Thanks Tedster. Considering this must be a very common issue I am surprised that Google doesn't simply ignore duplicate content from decorated URLs. I know you were talking metaphorically but it shouldn't need a "fix" to prevent it harming a site IMO.
[edited by: Simsi at 6:33 pm (utc) on Jan 11, 2012]
From what I can see, Google does make an effort in this direction - ignoring certain duplicate URL issues. You can see some parameters in WMT that are already being ignored, for instance. However, there are so many specific cases, exceptional cases and variations, that site owners are wise to take responsible steps on their own.
Simply put, sometimes URL "decorations" do matter. Even more complex, sometimes a site has some URL parameters that do matter and others that don't. The web as a whole is quite immense and it's full of edge cases.
It is not wise to let indexing go on automatic pilot as determined by some algorithm.
To give a real example, a Java-based web server adds a unique parameter for each reload of a given page.
Reloading the page gives this:
Reloads of Inner Page:
Reloads of Another Inner Page:
The server apparently needs the parameters for other things on ths site to work, so stripping them out at the server level doesn't work.
WMT would be a good way to make Google ignore the parameters because the page loads fine without the parameters, which get inserted by the server.
While searching for a review this morning, I could not believe what I was seeing. Duplicate content overload, a well known .uk review site at #1, then at #8,9, and 10 their .com and .in domains with the same content clicked on the second page to find in order, com.my, com.sg, .ie, .ca, then at the bottom another .com, .uk and an .in all from the same company again and the same content on them. Page 3 was no better with anothe 6 results like this.
User friendly?
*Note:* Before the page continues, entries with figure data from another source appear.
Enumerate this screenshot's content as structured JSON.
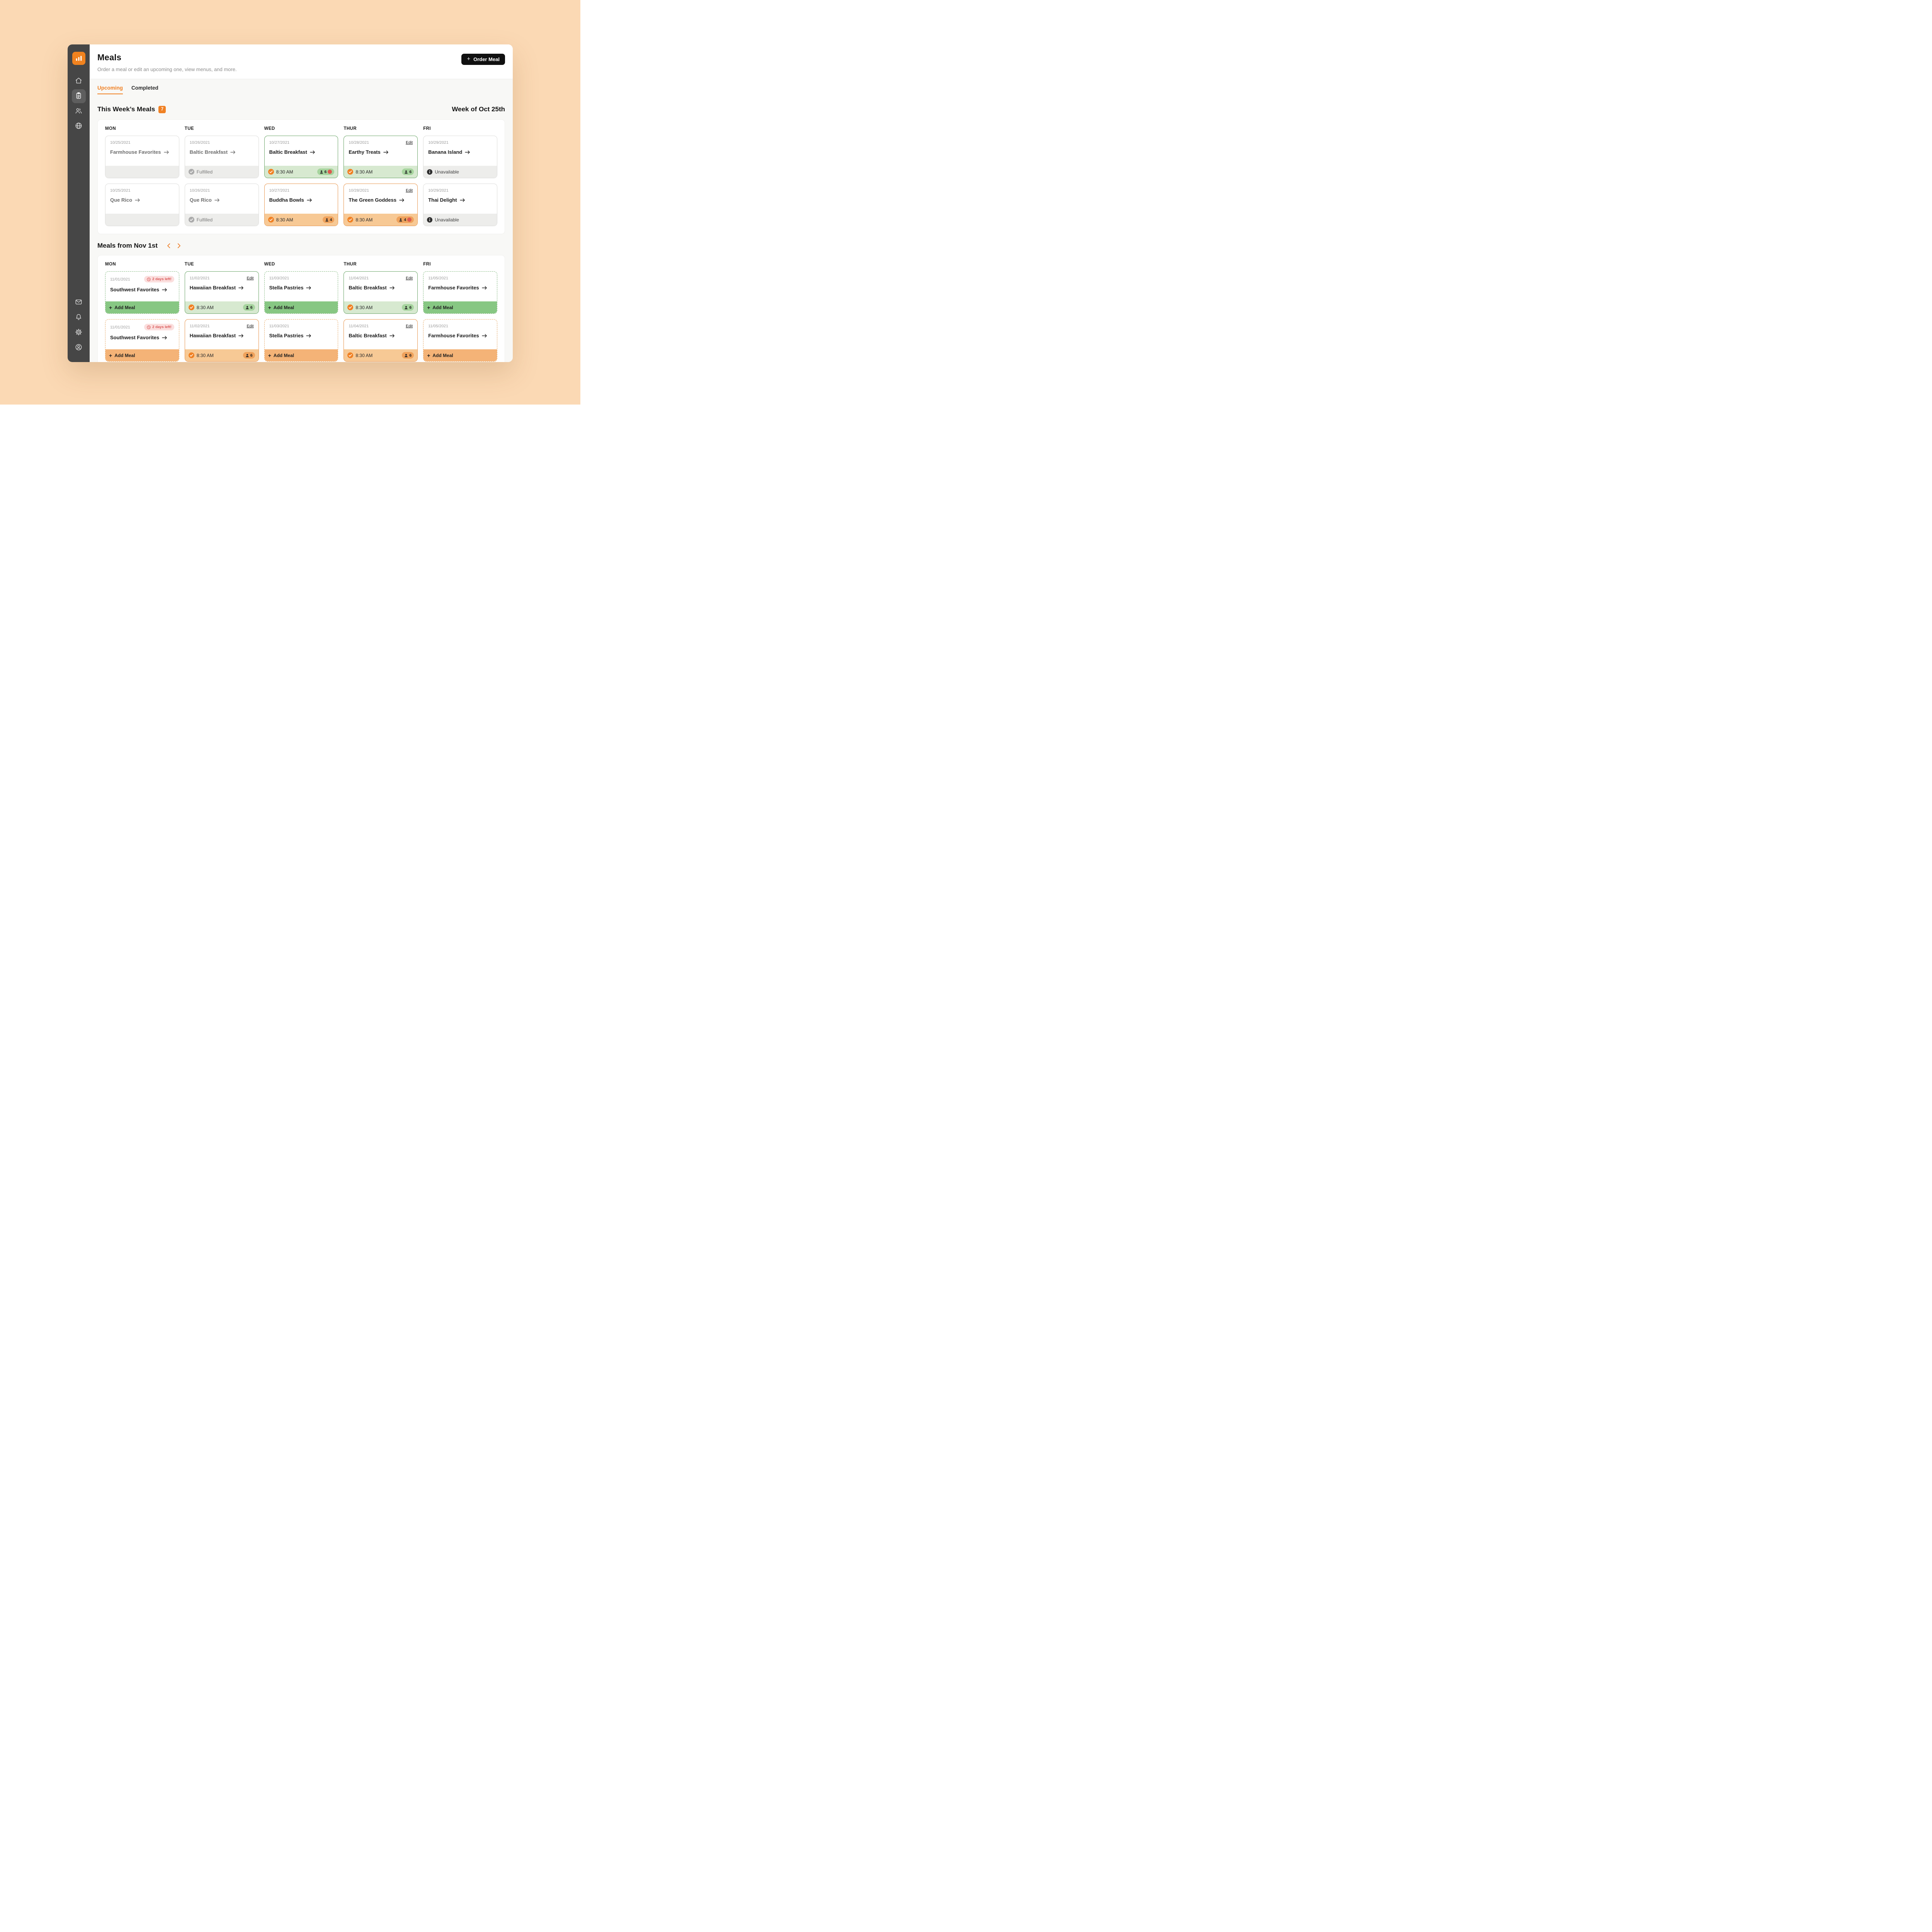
{
  "colors": {
    "accent": "#F08124",
    "green_border": "#69A466",
    "orange_border": "#E9964E",
    "red": "#DD5A4F",
    "sidebar": "#464646",
    "page_bg": "#FBD9B4"
  },
  "sidebar": {
    "logo_icon": "bar-chart-logo",
    "top_items": [
      {
        "icon": "home-icon",
        "active": false
      },
      {
        "icon": "clipboard-icon",
        "active": true
      },
      {
        "icon": "people-icon",
        "active": false
      },
      {
        "icon": "globe-icon",
        "active": false
      }
    ],
    "bottom_items": [
      {
        "icon": "mail-icon",
        "active": false
      },
      {
        "icon": "bell-icon",
        "active": false
      },
      {
        "icon": "settings-icon",
        "active": false
      },
      {
        "icon": "account-icon",
        "active": false
      }
    ]
  },
  "header": {
    "title": "Meals",
    "subtitle": "Order a meal or edit an upcoming one, view menus, and more.",
    "order_button": "Order Meal"
  },
  "tabs": [
    {
      "label": "Upcoming",
      "active": true
    },
    {
      "label": "Completed",
      "active": false
    }
  ],
  "sections": [
    {
      "heading": "This Week’s Meals",
      "badge": "7",
      "right_label": "Week of Oct 25th",
      "days": [
        "MON",
        "TUE",
        "WED",
        "THUR",
        "FRI"
      ],
      "rows": [
        [
          {
            "date": "10/25/2021",
            "meal": "Farmhouse Favorites",
            "muted": true,
            "style": "default",
            "footer": {
              "type": "empty"
            }
          },
          {
            "date": "10/26/2021",
            "meal": "Baltic Breakfast",
            "muted": true,
            "style": "default",
            "footer": {
              "type": "fulfilled",
              "label": "Fulfilled"
            }
          },
          {
            "date": "10/27/2021",
            "meal": "Baltic Breakfast",
            "style": "green",
            "footer": {
              "type": "time",
              "tone": "green",
              "time": "8:30 AM",
              "count": "6",
              "alert": true
            }
          },
          {
            "date": "10/28/2021",
            "meal": "Earthy Treats",
            "style": "green",
            "edit": "Edit",
            "footer": {
              "type": "time",
              "tone": "green",
              "time": "8:30 AM",
              "count": "6"
            }
          },
          {
            "date": "10/29/2021",
            "meal": "Banana Island",
            "style": "default",
            "footer": {
              "type": "unavailable",
              "label": "Unavailable"
            }
          }
        ],
        [
          {
            "date": "10/25/2021",
            "meal": "Que Rico",
            "muted": true,
            "style": "default",
            "footer": {
              "type": "empty"
            }
          },
          {
            "date": "10/26/2021",
            "meal": "Que Rico",
            "muted": true,
            "style": "default",
            "footer": {
              "type": "fulfilled",
              "label": "Fulfilled"
            }
          },
          {
            "date": "10/27/2021",
            "meal": "Buddha Bowls",
            "style": "orange",
            "footer": {
              "type": "time",
              "tone": "orange",
              "time": "8:30 AM",
              "count": "4"
            }
          },
          {
            "date": "10/28/2021",
            "meal": "The Green Goddess",
            "style": "orange",
            "edit": "Edit",
            "footer": {
              "type": "time",
              "tone": "orange",
              "time": "8:30 AM",
              "count": "4",
              "alert": true
            }
          },
          {
            "date": "10/29/2021",
            "meal": "Thai Delight",
            "style": "default",
            "footer": {
              "type": "unavailable",
              "label": "Unavailable"
            }
          }
        ]
      ]
    },
    {
      "heading": "Meals from Nov 1st",
      "days": [
        "MON",
        "TUE",
        "WED",
        "THUR",
        "FRI"
      ],
      "rows": [
        [
          {
            "date": "11/01/2021",
            "meal": "Southwest Favorites",
            "style": "dashed-green",
            "days_left": "2 days left!",
            "footer": {
              "type": "add",
              "tone": "green",
              "label": "Add Meal"
            }
          },
          {
            "date": "11/02/2021",
            "meal": "Hawaiian Breakfast",
            "style": "green",
            "edit": "Edit",
            "footer": {
              "type": "time",
              "tone": "green",
              "time": "8:30 AM",
              "count": "6"
            }
          },
          {
            "date": "11/03/2021",
            "meal": "Stella Pastries",
            "style": "dashed-green",
            "footer": {
              "type": "add",
              "tone": "green",
              "label": "Add Meal"
            }
          },
          {
            "date": "11/04/2021",
            "meal": "Baltic Breakfast",
            "style": "green",
            "edit": "Edit",
            "footer": {
              "type": "time",
              "tone": "green",
              "time": "8:30 AM",
              "count": "6"
            }
          },
          {
            "date": "11/05/2021",
            "meal": "Farmhouse Favorites",
            "style": "dashed-green",
            "footer": {
              "type": "add",
              "tone": "green",
              "label": "Add Meal"
            }
          }
        ],
        [
          {
            "date": "11/01/2021",
            "meal": "Southwest Favorites",
            "style": "dashed-orange",
            "days_left": "2 days left!",
            "footer": {
              "type": "add",
              "tone": "orange",
              "label": "Add Meal"
            }
          },
          {
            "date": "11/02/2021",
            "meal": "Hawaiian Breakfast",
            "style": "orange",
            "edit": "Edit",
            "footer": {
              "type": "time",
              "tone": "orange",
              "time": "8:30 AM",
              "count": "6"
            }
          },
          {
            "date": "11/03/2021",
            "meal": "Stella Pastries",
            "style": "dashed-orange",
            "footer": {
              "type": "add",
              "tone": "orange",
              "label": "Add Meal"
            }
          },
          {
            "date": "11/04/2021",
            "meal": "Baltic Breakfast",
            "style": "orange",
            "edit": "Edit",
            "footer": {
              "type": "time",
              "tone": "orange",
              "time": "8:30 AM",
              "count": "6"
            }
          },
          {
            "date": "11/05/2021",
            "meal": "Farmhouse Favorites",
            "style": "dashed-orange",
            "footer": {
              "type": "add",
              "tone": "orange",
              "label": "Add Meal"
            }
          }
        ]
      ]
    }
  ]
}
Surely this is unfair for the user and also othe websites.
|Duplicate content overload, a well known .uk review site at #1, then at #8,9, and 10 their .com and .in domains with the same content... |
courier - I'd like to avoid opening this up to the discussion of a specific domain or keywords, but the site you're describing sounds very much like TripAdvisor, and we did discuss what appeared to be multiple duplicate pages of TA ranking here....
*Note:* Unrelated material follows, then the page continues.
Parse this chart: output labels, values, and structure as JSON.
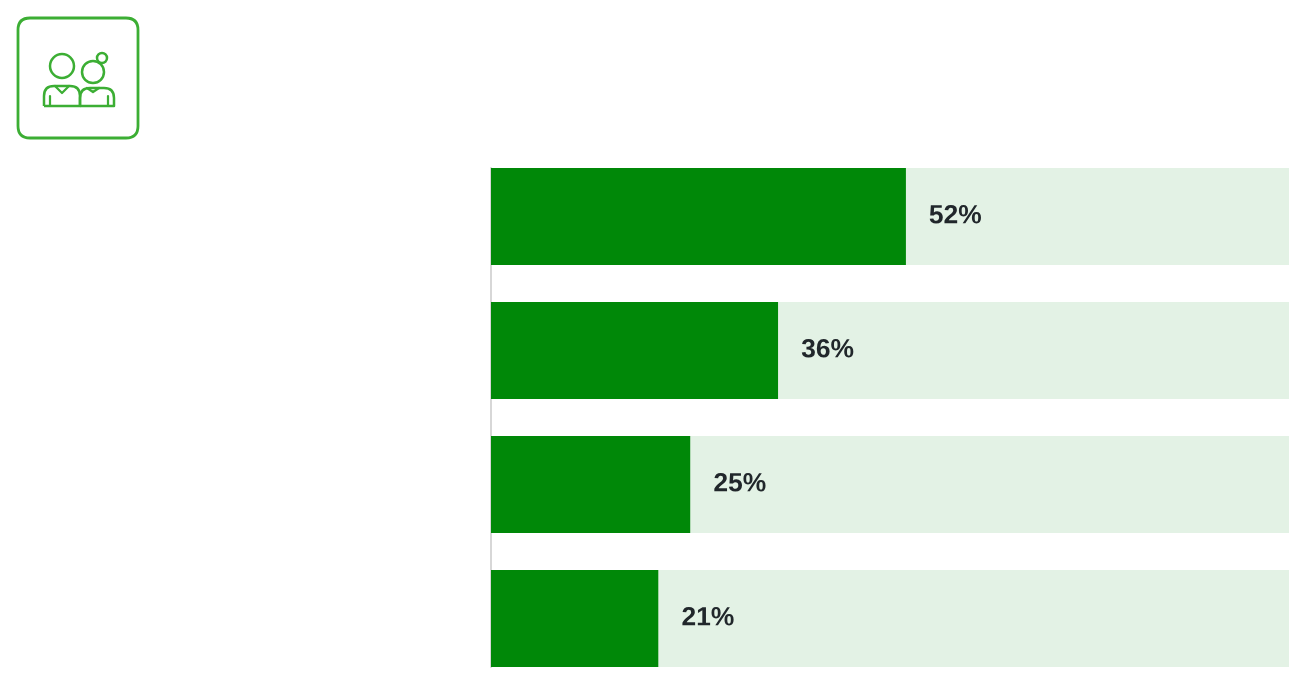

How Google is Showing the Results
As I mentioned in that thread, most of the pages that were ranking were different paginated reviews, images, etc, and, as such, they were not duplicates. Google for the most part appeared to be showing different pages on the different ccTLDs.
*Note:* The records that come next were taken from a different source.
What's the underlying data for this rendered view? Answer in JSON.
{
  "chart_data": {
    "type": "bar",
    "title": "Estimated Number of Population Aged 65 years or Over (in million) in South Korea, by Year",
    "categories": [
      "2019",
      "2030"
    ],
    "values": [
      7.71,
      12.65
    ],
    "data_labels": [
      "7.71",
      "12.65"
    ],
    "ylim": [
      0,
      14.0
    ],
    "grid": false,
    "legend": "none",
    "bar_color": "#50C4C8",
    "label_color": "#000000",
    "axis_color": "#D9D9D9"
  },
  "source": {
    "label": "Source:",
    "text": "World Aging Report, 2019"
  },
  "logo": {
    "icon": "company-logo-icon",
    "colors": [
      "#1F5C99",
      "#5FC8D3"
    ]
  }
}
I've since noticed, though, that, on some searches, several of the results are the main TA listing pages for a particular query, which essentially are identical on different cctlds. So yes, Google is ranking some dupe content on different ccTLDs, but not quite as much as it might appears if you just look at the brand name. This is consistent with how Google handles ccTLDs. When the inbound links are sufficiently localized and independent, and other conditions are satisfied, Google tries to allow cctlds to appear in the serps. I haven't checked the details of the TA sites in terms of hosting, localization on the pages, etc. PageRank and authority are likely also factors.
|Does google have some kind of threshold for duplicate content. Some is ok, but more is not? |
I've noticed over the years... even way before the Vince Algo update [webmasterworld.com...] which many describe as being all about branding... that if a site had extremely good inbounds, Google would allow significantly more internal duplication than if a site was badly linked. I've never seen highly templated pages in a geo-directory type site, eg, cause nearly the same problem in a high PageRank, high authority site as they do in a low PR, low authority site. I can't give you percentages, as there are a lot of variables.
While I don't have a good before and after Panda comparison to say if this treatment of internal duping has changed, my guess is that Google did not intend for Panda to reduce rankings for sites with high "trust, reputation, authority, and PageRank," which is how, during discussions about branding, Matt Cutts characterized pages that Google wanted to rank.